Correios anunciam plano de reestruturação com fechamento de agências e PDVs para conter déficits
© Fabio Rodrigues-Pozzebom/ Agência Brasil
Os Correios anunciaram um plano de reestruturação abrangente, visando sanar os déficits acumulados desde 2022. A medida mais impactante será o fechamento de aproximadamente 1.000 agências próprias em todo o país, o que corresponde a 16% do total. A empresa busca economizar R$ 2,1 bilhões com o fechamento das unidades, garantindo que a medida não comprometa a universalização do serviço postal, conforme declaração do presidente Emmanoel Rondon: “A gente vai fazer a ponderação entre resultado [financeiro das agências] e o cumprimento da universalização para a gente não ferir a universalização ao fecharmos pontos de venda da empresa”.
Além do fechamento de agências, o plano prevê cortes de despesas na ordem de R$ 5 bilhões até 2028, incluindo a venda de imóveis e a implementação de dois Programas de Demissão Voluntária (PDVs) com o objetivo de reduzir o quadro de funcionários em 15 mil até 2027. De acordo com a empresa, a reestruturação se faz necessária devido ao déficit estrutural de R$ 4 bilhões anuais, agravado pelas mudanças no mercado postal e pela crescente concorrência no comércio eletrônico. “A gente tem 90% das despesas com perfil de despesa fixa. Isso gera uma rigidez para a gente fazer alguma correção de rota quando a dinâmica de mercado assim exige”, explicou o presidente.
Em 2025, os Correios já acumulam um saldo negativo de R$ 6 bilhões nos nove primeiros meses do ano e um patrimônio líquido negativo de R$ 10,4 bilhões. Para reforçar o caixa, a empresa tomou um empréstimo de R$ 12 bilhões e busca obter mais R$ 8 bilhões para equilibrar as contas em 2026. A partir de 2027, a estatal estuda uma mudança societária, avaliando a possibilidade de abrir seu capital e se transformar em uma companhia de economia mista.

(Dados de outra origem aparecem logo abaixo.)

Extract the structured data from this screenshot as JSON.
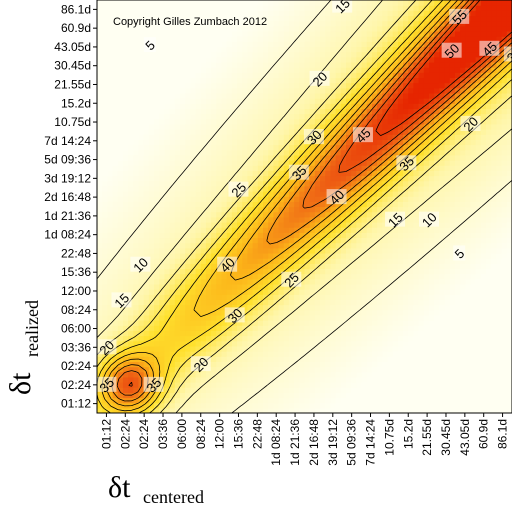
{
  "chart_data": {
    "type": "heatmap",
    "title": "",
    "copyright": "Copyright Gilles Zumbach 2012",
    "xlabel": {
      "symbol": "δt",
      "subscript": "centered"
    },
    "ylabel": {
      "symbol": "δt",
      "subscript": "realized"
    },
    "x_ticks": [
      "01:12",
      "02:24",
      "02:24",
      "03:36",
      "06:00",
      "08:24",
      "12:00",
      "15:36",
      "22:48",
      "1d 08:24",
      "1d 21:36",
      "2d 16:48",
      "3d 19:12",
      "5d 09:36",
      "7d 14:24",
      "10.75d",
      "15.2d",
      "21.55d",
      "30.45d",
      "43.05d",
      "60.9d",
      "86.1d"
    ],
    "y_ticks": [
      "01:12",
      "02:24",
      "02:24",
      "03:36",
      "06:00",
      "08:24",
      "12:00",
      "15:36",
      "22:48",
      "1d 08:24",
      "1d 21:36",
      "2d 16:48",
      "3d 19:12",
      "5d 09:36",
      "7d 14:24",
      "10.75d",
      "15.2d",
      "21.55d",
      "30.45d",
      "43.05d",
      "60.9d",
      "86.1d"
    ],
    "contour_levels": [
      5,
      10,
      15,
      20,
      25,
      30,
      35,
      40,
      45,
      50,
      55
    ],
    "contour_labels": [
      {
        "text": "5",
        "x": 2.3,
        "y": 19.1
      },
      {
        "text": "15",
        "x": 12.5,
        "y": 21.2
      },
      {
        "text": "20",
        "x": 11.3,
        "y": 17.3
      },
      {
        "text": "25",
        "x": 7.0,
        "y": 11.4
      },
      {
        "text": "30",
        "x": 11.0,
        "y": 14.2
      },
      {
        "text": "35",
        "x": 10.2,
        "y": 12.3
      },
      {
        "text": "45",
        "x": 13.6,
        "y": 14.3
      },
      {
        "text": "40",
        "x": 6.4,
        "y": 7.4
      },
      {
        "text": "40",
        "x": 12.2,
        "y": 11.0
      },
      {
        "text": "55",
        "x": 18.7,
        "y": 20.6
      },
      {
        "text": "50",
        "x": 18.3,
        "y": 18.8
      },
      {
        "text": "45",
        "x": 20.3,
        "y": 18.9
      },
      {
        "text": "35",
        "x": 21.6,
        "y": 18.6
      },
      {
        "text": "35",
        "x": 15.9,
        "y": 12.8
      },
      {
        "text": "20",
        "x": 19.3,
        "y": 14.9
      },
      {
        "text": "15",
        "x": 15.3,
        "y": 9.8
      },
      {
        "text": "10",
        "x": 17.1,
        "y": 9.8
      },
      {
        "text": "5",
        "x": 18.7,
        "y": 8.0
      },
      {
        "text": "25",
        "x": 9.8,
        "y": 6.6
      },
      {
        "text": "30",
        "x": 6.8,
        "y": 4.7
      },
      {
        "text": "20",
        "x": 5.0,
        "y": 2.1
      },
      {
        "text": "35",
        "x": 2.5,
        "y": 1.0
      },
      {
        "text": "10",
        "x": 1.8,
        "y": 7.4
      },
      {
        "text": "15",
        "x": 0.8,
        "y": 5.5
      },
      {
        "text": "20",
        "x": 0.0,
        "y": 3.0
      },
      {
        "text": "35",
        "x": 0.0,
        "y": 1.0
      }
    ],
    "colors": {
      "low": "#fffff2",
      "mid": "#ffdc1e",
      "high": "#e83a10",
      "peak": "#e62500",
      "line": "#000000"
    },
    "grid": false,
    "legend": "none"
  }
}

O plano também prevê cortes nos planos de saúde e de previdência dos servidores, visando reduzir as despesas com pessoal em R$ 2,1 bilhões anuais. Segundo o presidente, “O plano [de saúde] tem que ser completamente revisto e a gente tem que mudar a lógica dele porque hoje ele onera bastante. Ele tem uma cobertura boa para o empregado, mas, ao mesmo tempo, financeiramente insustentável para a empresa”. A empresa também planeja gerar R$ 1,5 bilhão com a venda de imóveis.
Emmanoel Rondon concluiu: “Esse plano vai além da recuperação financeira. Ele reafirma os Correios como um ativo estratégico do estado brasileiro, essencial para integrar o território nacional, garantir acesso igualitário a serviços logísticos e assegurar eficiência operacional em cada região do país, especialmente onde ninguém mais chega”. A crise enfrentada pelos Correios é comparada à de outras empresas postais no mundo, como a USPS dos Estados Unidos, que também enfrenta déficits significativos.